Blood-Curdling Screams From House Lead Police to Jaw-Dropping Sight
If you heard loud screaming coming from the house next door, what would you think was happening there? Toe-curling sex, obviously. Murder, monsters, mayhem! Could be anything -- but whatever it is, you'd better call the police. And then you'd better hang out on your front porch to find out what's going on, you know, just in case there's a serial killer on the loose or something. Not because you've got a prurient, voyeuristic interest in your neighbor's misfortune or anything. So what do you tell the neighbors when you find out the screaming next door was actually the joyful squealing of a pig?
And it just goes to show, sometimes the line between ecstasy and agony can be very thin indeed. I wonder if the pig wasn't also a bit tortured over which sow to mate with first. The hottie with the brown speckles running down her back? The vixen with gray bristles? Or the shy gal with the pink ears batting her long lashes? Welp, no hurry. There's time for all the ladieeeeez.

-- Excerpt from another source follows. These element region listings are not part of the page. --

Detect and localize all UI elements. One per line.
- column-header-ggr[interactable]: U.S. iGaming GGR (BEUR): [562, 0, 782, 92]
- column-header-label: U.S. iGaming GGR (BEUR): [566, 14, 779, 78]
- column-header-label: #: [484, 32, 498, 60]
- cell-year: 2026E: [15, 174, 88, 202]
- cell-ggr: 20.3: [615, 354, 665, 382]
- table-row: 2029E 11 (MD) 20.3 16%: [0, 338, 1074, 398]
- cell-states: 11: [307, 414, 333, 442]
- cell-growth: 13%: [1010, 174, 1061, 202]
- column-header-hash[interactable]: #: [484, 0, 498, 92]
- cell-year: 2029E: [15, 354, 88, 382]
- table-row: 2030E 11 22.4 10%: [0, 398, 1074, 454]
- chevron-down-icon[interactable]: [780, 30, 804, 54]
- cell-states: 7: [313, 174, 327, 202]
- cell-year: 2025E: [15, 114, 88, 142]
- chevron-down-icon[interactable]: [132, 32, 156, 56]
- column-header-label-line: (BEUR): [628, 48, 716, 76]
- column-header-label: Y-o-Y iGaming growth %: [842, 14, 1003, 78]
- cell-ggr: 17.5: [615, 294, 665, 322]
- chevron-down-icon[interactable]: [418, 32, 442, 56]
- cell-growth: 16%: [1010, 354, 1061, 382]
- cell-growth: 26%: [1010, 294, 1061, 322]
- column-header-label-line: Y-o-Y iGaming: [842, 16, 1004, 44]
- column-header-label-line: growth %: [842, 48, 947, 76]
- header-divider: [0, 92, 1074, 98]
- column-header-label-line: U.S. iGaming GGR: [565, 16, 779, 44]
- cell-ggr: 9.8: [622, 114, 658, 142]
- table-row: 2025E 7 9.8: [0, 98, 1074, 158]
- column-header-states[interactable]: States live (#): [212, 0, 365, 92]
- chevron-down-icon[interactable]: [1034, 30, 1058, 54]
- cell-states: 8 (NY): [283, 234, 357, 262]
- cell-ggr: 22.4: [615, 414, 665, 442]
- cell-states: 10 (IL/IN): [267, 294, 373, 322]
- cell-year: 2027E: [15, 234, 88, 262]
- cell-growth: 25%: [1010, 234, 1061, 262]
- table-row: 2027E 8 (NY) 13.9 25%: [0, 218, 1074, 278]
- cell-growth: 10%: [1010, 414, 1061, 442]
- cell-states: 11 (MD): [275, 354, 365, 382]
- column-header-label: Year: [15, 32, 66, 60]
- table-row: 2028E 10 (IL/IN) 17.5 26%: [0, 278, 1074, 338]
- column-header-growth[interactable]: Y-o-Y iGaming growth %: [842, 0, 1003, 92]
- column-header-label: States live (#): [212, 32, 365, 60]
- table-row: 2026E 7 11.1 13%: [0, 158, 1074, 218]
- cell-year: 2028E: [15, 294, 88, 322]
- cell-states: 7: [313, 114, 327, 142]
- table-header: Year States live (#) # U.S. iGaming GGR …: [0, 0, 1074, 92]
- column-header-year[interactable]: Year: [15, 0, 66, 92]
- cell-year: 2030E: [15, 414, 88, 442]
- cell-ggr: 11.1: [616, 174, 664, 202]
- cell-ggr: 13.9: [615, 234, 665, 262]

I'm glad to hear no one was in real danger. No tragedy in this story! For once. And all joking about nosy neighbors aside, aren't you glad someone was willing to call the police when she heard what sounded like domestic abuse? Instead of thinking, "Oh well, that's between Wilbur and Charlotte. None of my business," I mean. I'm as happy as a pig in mud after coming across this non-crime story.
What's the first thing you'd think if you heard screaming coming from a neighbor's house?